La suspension soudaine de certains financements stratégiques, notamment ceux en provenance de bailleurs historiques comme USAID, a déstabilisé le cœur du dispositif humanitaire. Les principaux acteurs de l’action humanitaire : action d’urgence ou aide au développement ont vu en quelques semaines des programmes vitaux être stoppés, des missions réduites, des équipes locales fragilisées, des partenaires communautaires laissés sans appui.
Ce n’est pas seulement une crise de moyens. C’est un effondrement d’un équilibre que l’on croyait stable. Les ONG humanitaires, structurées depuis des années autour de circuits institutionnels relativement prévisibles, doivent soudain affronter avec brutalité l’effacement d’un trait de plume des pans entiers de leurs financements.
Ces bailleurs — qu’ils soient publics ou institutionnels privés — ont longtemps assuré la continuité d’un système reposant sur une forme de délégation implicite : celle de confier aux ONG le soin de réparer, de combler, de suppléer. Année après année, ils ont structuré une économie de la réparation, dans laquelle les ONG devenaient les opérateurs d’un secours permanent à des désordres considérés comme durables. Le modèle paraissait fonctionnel, équilibré, et même résilient. Mais il reposait sur un principe fragile : celui d’une stabilité budgétaire que l’on croyait garantie.
Or ce paradigme s’effondre. La montée d’un nouvel ordre international, la polarisation géopolitique, l’endettement massif des États et la réorientation des priorités publiques bouleversent les équilibres. Dans ce contexte, la solidarité internationale — longtemps tenue pour un devoir moral universel — semble reléguée au rang de variable d’ajustement. Et avec elle, le sort de millions de déshérités risque d’être passé par pertes et profits. Des millions vont mourir, la belle affaire !
Il ne s’agit pas d’un simple accident conjoncturel. C’est un basculement historique. Un cataclysme dont les effets, durables, remettent en cause les fondations mêmes sur lesquelles reposait l’action humanitaire moderne.
Dans ce moment de bascule, une image s’impose — celle d’un lieu familier où l’on allait chaque jour puiser sa subsistance, sa légitimité, son énergie. Un lieu stable. Et puis un jour, ce lieu est vide. On y retourne. On attend. On doute. Ce lieu, c’était un point d’appui, presque une évidence. Il ne l’est plus.
Le chaos comme catharsis
L’architecture du financement humanitaire international avait permis, depuis quatre décennies, de bâtir des programmes complexes, interconnectés, d’une grande efficacité technique. Mais cette même architecture se révèle vulnérable. Trop centralisée. Trop dépendante d’un petit nombre de bailleurs. Trop éloignée parfois des dynamiques locales.

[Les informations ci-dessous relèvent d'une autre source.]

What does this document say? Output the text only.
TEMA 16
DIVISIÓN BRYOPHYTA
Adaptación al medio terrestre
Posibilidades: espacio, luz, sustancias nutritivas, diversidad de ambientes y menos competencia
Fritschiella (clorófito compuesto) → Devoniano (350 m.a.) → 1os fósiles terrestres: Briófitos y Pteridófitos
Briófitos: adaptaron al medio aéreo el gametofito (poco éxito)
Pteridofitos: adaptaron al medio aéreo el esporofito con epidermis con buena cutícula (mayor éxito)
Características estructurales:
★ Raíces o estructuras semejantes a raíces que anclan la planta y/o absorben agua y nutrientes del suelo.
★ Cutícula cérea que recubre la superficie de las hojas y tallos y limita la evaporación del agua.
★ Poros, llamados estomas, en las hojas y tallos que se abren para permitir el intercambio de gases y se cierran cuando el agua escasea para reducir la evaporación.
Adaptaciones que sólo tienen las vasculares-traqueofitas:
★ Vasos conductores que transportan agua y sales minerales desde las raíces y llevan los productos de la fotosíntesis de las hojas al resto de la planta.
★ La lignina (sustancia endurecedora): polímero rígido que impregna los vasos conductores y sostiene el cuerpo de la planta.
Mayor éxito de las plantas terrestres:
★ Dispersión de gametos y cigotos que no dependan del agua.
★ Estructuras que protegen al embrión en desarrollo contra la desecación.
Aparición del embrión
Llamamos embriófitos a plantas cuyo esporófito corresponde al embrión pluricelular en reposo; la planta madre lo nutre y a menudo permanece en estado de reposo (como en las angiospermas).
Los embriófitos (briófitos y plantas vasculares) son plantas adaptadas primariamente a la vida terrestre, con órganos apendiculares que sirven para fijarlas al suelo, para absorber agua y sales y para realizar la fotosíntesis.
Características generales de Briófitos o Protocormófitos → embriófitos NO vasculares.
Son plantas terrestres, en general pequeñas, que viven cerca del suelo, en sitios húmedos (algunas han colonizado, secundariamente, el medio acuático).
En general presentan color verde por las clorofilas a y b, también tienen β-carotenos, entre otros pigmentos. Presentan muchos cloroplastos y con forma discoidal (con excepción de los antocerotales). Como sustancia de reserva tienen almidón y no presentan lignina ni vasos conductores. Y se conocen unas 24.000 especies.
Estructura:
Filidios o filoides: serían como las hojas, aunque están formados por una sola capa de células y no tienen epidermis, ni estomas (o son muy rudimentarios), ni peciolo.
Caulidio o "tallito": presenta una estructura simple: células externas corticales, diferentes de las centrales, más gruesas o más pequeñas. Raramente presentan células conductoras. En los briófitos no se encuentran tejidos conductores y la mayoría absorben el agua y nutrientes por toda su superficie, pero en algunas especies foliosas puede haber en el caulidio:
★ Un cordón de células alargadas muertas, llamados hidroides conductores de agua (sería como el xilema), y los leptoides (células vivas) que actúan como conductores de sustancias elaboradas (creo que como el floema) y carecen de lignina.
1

L’onde de choc touche tout : les partenaires de terrain, les communautés bénéficiaires, mais aussi les ONG elles-mêmes dans ce qu’elles ont de plus intime — leur mission, leur rapport au monde, leur modèle économique.

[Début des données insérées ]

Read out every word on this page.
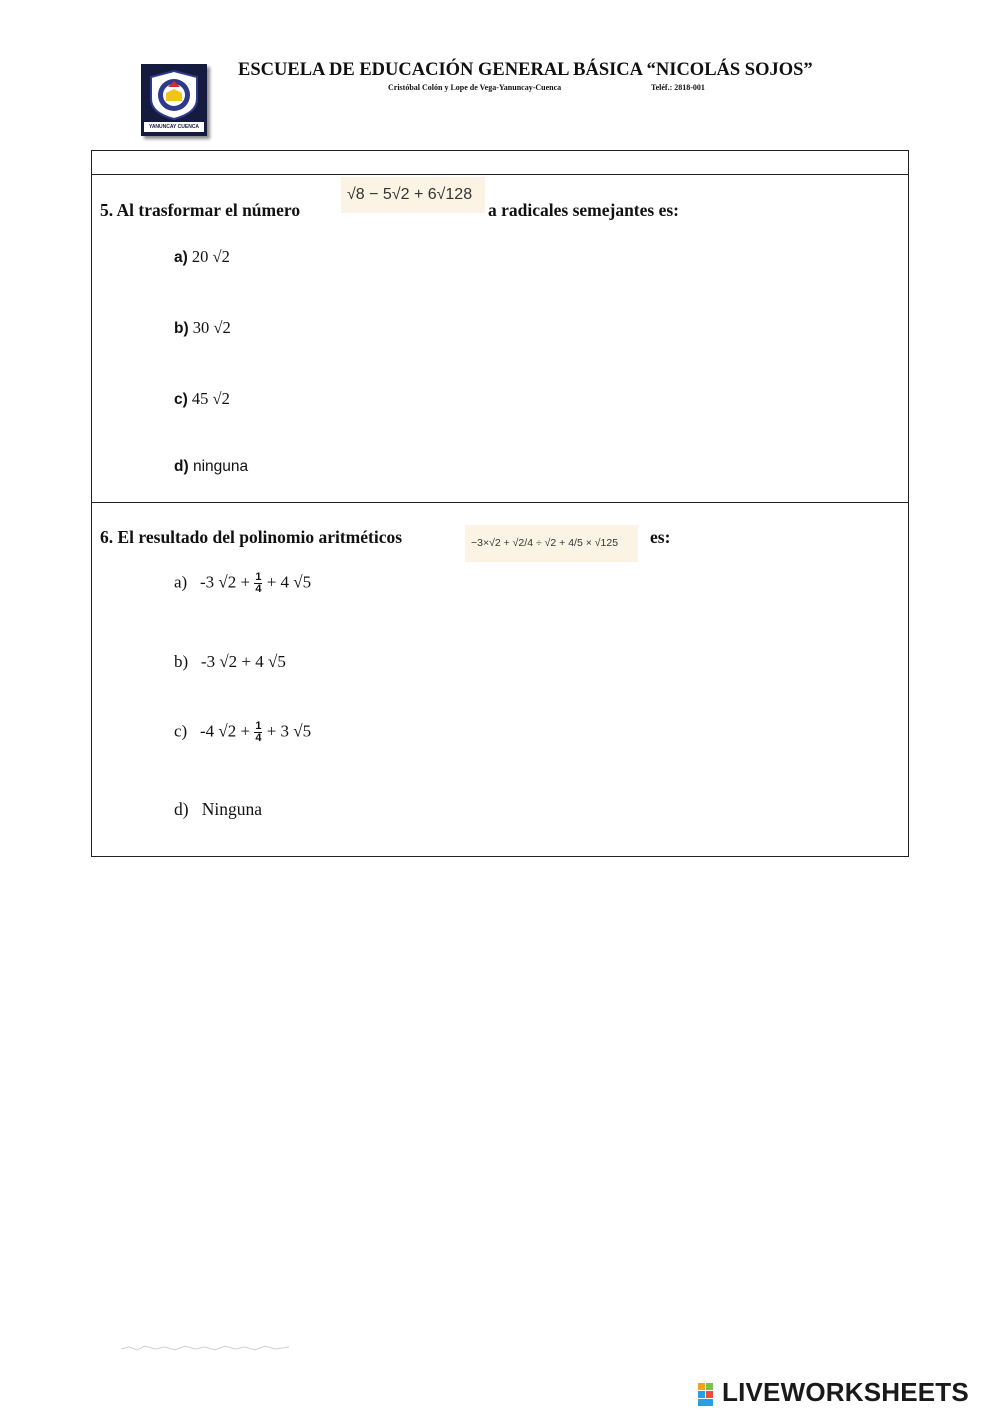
YANUNCAY CUENCA
ESCUELA DE EDUCACIÓN GENERAL BÁSICA “NICOLÁS SOJOS”
Cristóbal Colón y Lope de Vega-Yanuncay-Cuenca	Teléf.: 2818-001
5. Al trasformar el número
√8 − 5√2 + 6√128
a radicales semejantes es:
a) 20 √2
b) 30 √2
c) 45 √2
d) ninguna
6. El resultado del polinomio aritméticos	−3×√2 + √2/4 ÷ √2 + 4/5 × √125	es:
a) -3 $√2 + \frac{1}{4} + 4$ √5
b) -3 √2 + 4 √5
c) -4 $√2 + \frac{1}{4} + 3$ √5
d) Ninguna
LIVEWORKSHEETS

Et soudain, une question traverse tous les conseils de direction : avons-nous trop cru naïvement à la permanence d’un système qui ne vit que de prédation, d’inégalités et de dettes abyssales ?
Le moment d’être résilients, combattifs et inventifs
Il existe un petit livre, souvent cité dans le monde de l’entreprise, parfois raillé, mais dont la simplicité recèle une vérité dérangeante. Qui a piqué mon fromage ?, de Spencer Johnson, met en scène quatre personnages évoluant dans un labyrinthe. Chaque jour, ils trouvent du fromage à un même endroit. Jusqu’au jour où le fromage n’y est plus.

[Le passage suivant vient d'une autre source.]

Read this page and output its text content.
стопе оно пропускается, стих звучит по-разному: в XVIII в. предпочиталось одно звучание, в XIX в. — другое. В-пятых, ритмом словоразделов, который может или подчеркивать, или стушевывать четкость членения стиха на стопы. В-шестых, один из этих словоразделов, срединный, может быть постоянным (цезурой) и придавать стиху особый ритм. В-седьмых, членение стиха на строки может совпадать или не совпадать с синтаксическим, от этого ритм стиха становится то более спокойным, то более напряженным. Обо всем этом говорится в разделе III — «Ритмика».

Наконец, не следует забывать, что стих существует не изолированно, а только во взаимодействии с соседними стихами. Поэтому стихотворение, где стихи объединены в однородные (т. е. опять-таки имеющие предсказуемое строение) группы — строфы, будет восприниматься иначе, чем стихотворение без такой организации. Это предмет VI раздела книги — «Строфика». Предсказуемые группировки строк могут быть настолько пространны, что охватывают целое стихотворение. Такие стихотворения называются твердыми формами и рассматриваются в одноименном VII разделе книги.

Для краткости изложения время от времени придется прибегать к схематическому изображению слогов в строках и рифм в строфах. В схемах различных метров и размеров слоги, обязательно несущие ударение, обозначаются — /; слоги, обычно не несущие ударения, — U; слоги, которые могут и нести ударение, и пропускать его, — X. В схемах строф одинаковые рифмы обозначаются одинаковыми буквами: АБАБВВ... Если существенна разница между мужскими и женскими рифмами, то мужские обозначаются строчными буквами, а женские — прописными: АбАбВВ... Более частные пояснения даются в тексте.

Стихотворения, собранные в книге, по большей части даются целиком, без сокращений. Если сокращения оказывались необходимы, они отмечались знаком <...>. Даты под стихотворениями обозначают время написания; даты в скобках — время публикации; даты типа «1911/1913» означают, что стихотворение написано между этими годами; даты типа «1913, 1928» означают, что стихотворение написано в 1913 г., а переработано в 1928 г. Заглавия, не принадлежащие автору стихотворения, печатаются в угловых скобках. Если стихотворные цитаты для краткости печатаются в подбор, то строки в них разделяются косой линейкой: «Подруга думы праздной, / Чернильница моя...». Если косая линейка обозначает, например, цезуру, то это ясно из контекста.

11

Ce qui distingue les personnages n’est pas leur intelligence, mais leur capacité à comprendre que le monde a changé — et à accepter de bouger avec lui. Ne plus s’accrocher au lieu vide, mais explorer de nouvelles pistes, sortir de l’attente, désapprendre les certitudes.
Les ONG aujourd’hui sont exactement à ce point. L’endroit où elles allaient puiser — en financement, en reconnaissance, en modèle — s’est tari. La tentation de l’attente, de la réclamation, de la nostalgie est compréhensible. Mais elle est dangereuse.
Car l’humanitaire n’est pas né dans la prévisibilité. Il est né dans le désordre, l’urgence, la volonté d’agir là où les structures manquaient. Ce qui a fait la force des ONG, c’est leur capacité à lire les failles, à créer dans l’incertitude, à bâtir sans carte.
Aujourd’hui encore, cette capacité existe. À condition de l’activer pleinement :
En diversifiant les ressources, au-delà des bailleurs publics traditionnels : vers les fondations, les entreprises engagées, les collectivités, les citoyens eux-mêmes.
En s’ancrant davantage localement, non pas en sous-traitant, mais en copilotant avec les acteurs de terrain. Ce que la plupart font déjà.
En allégeant les dispositifs, en misant sur des logiques de coopération, de mutualisation, d’alliances régionales.
En assumant une parole forte, dans un monde où l’humanitaire devient aussi enjeu politique : parole indépendante, constructive, universelle.
Et après ? Car il y a toujours un après
Le « fromage » a disparu. Mais peut-être, à bien y regarder, cette disparition n’est-elle pas qu’un point d’inflexion ? La véritable ressource, celle qui permet de tenir dans la durée, se trouve peut-être ailleurs : dans l’agilité, dans le lien humain, dans la capacité à rebondir, à se remettre en route.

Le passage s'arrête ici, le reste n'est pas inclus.